Karısının Cariyesiyle Cima Yapan Kimse Hakkında
20. Bâb—Karısının Cariyesiyle Cima Yapan Kimse Hakkında
2384. Bize Yahya b. Hammâd haber verip (dedi ki), bize Ebân b. Yezid, Kata de'den rivâyet etti ki, O şöyle demiş. Bana Halid b. Arfata, Habib b. Salim'den (naklederek) yazdı ki, bir delikanlıya "Kurkûr (Uzun Gemi)" lakabı verilmişti. "İşte bu (delikanlı birgün) karısının cariyesi ile cima yapmıştı da O, en-Nu'mân b. Beşir'in huzuruna çıkarılmıştı. (En-Nu'man) şöyle demişti: "Andolsun ki, onun hakkında kurtarıcı bir hüküm vereceğim: Eğer (karısı cariyesini) ona helâl kılmış idiyse, ona yüz sopa vururum, helâl kılmamış idiyse onu recmederim!" Bunun üzerine (delikanlının karısına); "kocan (cariyenle cima hususunda izinli midir?)" denilmiş, o da; "ben hakikaten onu ona helâl kılmıştım!" demişti. (En-Nu'man) da ona yüz sopa vurmuştu. Yahya dedi ki, bu (Hadis) Hazret-i Peygamber'e (sallallahü aleyhi ve sellem) nisbet edilir.

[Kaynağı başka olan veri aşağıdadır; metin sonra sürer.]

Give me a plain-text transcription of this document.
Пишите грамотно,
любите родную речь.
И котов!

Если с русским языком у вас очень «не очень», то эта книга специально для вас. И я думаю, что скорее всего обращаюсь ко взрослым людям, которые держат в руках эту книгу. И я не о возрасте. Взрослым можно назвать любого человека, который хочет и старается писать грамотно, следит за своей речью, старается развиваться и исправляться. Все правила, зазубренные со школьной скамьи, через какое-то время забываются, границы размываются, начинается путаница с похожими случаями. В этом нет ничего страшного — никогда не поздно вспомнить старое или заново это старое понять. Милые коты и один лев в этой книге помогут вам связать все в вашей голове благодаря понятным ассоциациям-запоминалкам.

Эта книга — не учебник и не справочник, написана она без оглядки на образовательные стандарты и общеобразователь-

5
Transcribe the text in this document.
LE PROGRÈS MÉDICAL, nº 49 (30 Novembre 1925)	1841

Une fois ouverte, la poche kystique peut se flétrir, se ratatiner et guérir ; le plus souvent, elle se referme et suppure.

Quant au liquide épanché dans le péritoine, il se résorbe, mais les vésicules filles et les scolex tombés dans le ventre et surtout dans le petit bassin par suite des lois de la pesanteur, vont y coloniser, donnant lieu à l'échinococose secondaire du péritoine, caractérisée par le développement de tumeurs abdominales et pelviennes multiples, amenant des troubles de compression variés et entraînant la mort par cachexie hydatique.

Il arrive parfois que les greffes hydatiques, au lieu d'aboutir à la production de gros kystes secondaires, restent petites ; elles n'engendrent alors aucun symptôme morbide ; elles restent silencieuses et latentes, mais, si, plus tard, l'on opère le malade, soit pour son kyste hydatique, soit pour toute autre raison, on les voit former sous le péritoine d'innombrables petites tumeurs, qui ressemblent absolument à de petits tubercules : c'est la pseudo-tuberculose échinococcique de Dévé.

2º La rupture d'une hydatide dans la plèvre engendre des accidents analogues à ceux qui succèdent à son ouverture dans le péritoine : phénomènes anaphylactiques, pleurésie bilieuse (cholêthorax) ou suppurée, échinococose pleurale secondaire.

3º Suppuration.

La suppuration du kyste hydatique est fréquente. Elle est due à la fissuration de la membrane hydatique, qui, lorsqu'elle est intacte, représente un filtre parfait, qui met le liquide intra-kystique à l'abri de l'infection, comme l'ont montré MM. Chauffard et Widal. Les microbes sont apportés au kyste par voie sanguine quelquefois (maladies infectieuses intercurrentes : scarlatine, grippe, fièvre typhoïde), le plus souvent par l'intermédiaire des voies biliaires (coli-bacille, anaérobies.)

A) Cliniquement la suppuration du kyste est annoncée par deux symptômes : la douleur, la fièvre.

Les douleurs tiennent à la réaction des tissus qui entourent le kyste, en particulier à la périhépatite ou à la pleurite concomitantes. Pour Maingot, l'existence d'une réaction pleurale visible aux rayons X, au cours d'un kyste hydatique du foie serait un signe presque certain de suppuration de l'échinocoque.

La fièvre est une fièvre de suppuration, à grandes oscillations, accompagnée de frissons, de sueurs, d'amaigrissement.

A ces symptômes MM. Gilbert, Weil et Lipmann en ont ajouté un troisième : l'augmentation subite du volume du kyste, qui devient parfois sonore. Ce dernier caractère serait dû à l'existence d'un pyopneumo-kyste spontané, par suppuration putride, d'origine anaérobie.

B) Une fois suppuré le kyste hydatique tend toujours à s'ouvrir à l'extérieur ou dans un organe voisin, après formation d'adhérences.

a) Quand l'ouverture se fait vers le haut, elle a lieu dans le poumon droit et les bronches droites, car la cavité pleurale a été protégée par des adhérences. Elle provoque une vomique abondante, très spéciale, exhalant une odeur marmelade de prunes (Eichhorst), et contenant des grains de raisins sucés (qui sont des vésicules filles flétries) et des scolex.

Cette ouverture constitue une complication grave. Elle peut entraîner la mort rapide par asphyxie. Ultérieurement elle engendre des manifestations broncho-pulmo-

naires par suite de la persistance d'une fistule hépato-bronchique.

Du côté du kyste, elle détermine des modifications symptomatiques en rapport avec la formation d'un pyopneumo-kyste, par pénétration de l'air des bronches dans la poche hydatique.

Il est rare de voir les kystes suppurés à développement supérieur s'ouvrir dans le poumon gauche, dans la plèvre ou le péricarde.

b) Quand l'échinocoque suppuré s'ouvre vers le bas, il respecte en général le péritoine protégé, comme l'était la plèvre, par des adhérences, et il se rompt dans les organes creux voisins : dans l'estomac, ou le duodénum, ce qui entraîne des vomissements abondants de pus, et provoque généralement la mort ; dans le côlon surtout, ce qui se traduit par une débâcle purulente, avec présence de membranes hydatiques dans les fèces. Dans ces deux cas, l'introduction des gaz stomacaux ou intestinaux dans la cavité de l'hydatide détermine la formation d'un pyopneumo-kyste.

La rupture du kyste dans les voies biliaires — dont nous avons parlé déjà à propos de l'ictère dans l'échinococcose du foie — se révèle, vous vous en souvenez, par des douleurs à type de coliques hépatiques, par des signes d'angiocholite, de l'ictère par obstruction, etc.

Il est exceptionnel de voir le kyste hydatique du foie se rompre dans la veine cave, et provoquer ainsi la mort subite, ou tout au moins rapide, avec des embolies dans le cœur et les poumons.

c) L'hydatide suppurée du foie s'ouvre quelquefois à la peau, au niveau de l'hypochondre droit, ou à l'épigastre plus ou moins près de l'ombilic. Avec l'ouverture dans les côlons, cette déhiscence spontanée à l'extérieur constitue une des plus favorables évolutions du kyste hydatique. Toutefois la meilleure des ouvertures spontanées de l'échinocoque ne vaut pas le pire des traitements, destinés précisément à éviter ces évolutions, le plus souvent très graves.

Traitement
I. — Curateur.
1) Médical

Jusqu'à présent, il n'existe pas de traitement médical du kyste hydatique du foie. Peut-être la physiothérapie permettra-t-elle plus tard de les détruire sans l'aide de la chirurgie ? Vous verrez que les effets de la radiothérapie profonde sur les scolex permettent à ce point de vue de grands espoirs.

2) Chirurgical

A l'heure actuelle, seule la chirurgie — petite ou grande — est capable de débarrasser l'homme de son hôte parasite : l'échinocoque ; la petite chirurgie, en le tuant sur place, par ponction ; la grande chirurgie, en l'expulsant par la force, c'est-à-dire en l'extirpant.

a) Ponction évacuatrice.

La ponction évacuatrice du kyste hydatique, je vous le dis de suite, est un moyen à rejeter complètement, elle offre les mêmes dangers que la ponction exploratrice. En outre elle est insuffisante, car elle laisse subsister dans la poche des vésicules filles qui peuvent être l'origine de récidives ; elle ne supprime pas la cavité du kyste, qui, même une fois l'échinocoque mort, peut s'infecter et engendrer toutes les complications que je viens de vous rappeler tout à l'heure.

2385. Bize Sadaka ibnu’l-Fadl rivâyet edip (dedi ki), bize Muhammed b. Ca'fer, Şu'be'den, (O) Ebû Bişr'den, (O) Halid b. Arfata'dan, (O) Habib b. Sâlim'den, (O) en-Nu'man b. Beşir'den, (O da) Hazret-i Peygamber'den (sallallahü aleyhi ve sellem) (naklen) onun, (yani bir önceki Hadisin) benzerini rivâyet etti.
٢٠- باب فِيمَنْ يَقَعُ عَلَى جَارِيَةِ امْرَأَتِهِ
٢٣٨٤ - أَخْبَرَنَا يَحْيَى بْنُ حَمَّادٍ حَدَّثَنَا أَبَانُ بْنُ يَزِيدَ عَنْ قَتَادَةَ قَالَ : كَتَبَ إِلَىَّ خَالِدُ بْنُ عُرْفُطَةَ عَنْ حَبِيبِ بْنِ سَالِمٍ : أَنَّ غُلاَماً كَانَ يُنْبَزُ قُرْقُوراً ، فَوَقَعَ عَلَى جَارِيَةِ امْرَأَتِهِ فَرُفِعَ إِلَى النُّعْمَانِ بْنِ بَشِيرٍ ، فَقَالَ : لأَقْضِيَنَّ فِيهِ بِقَضَاءٍ شَافٍ ، إِنْ كَانَتْ أَحَلَّتْهَا لَهُ جَلَدْتُهُ مِائَةً ، وَإِنْ كَانَتْ لَمْ تُحِلَّهَا لَهُ رَجَمْتُهُ. فَقِيلَ لَهَا : زَوْجُكِ. فَقَالَتْ : إِنِّى قَدْ أَحْلَلْتُهَا لَهُ فَضَرَبَهُ مِائَةً. قَالَ يَحْيَى : هُوَ مَرْفُوعٌ.
٢٣٨٥ - أَخْبَرَنَا صَدَقَةُ بْنُ الْفَضْلِ أَخْبَرَنَا مُحَمَّدُ بْنُ جَعْفَرٍ عَنْ شُعْبَةَ عَنْ أَبِى بِشْرٍ عَنْ خَالِدِ بْنِ عُرْفُطَةَ عَنْ حَبِيبِ بْنِ سَالِمٍ عَنِ النُّعْمَانِ بْنِ بَشِيرٍ عَنِ النَّبِىِّ -صلّى اللّه عليه وسلّم- نَحْوَهُ.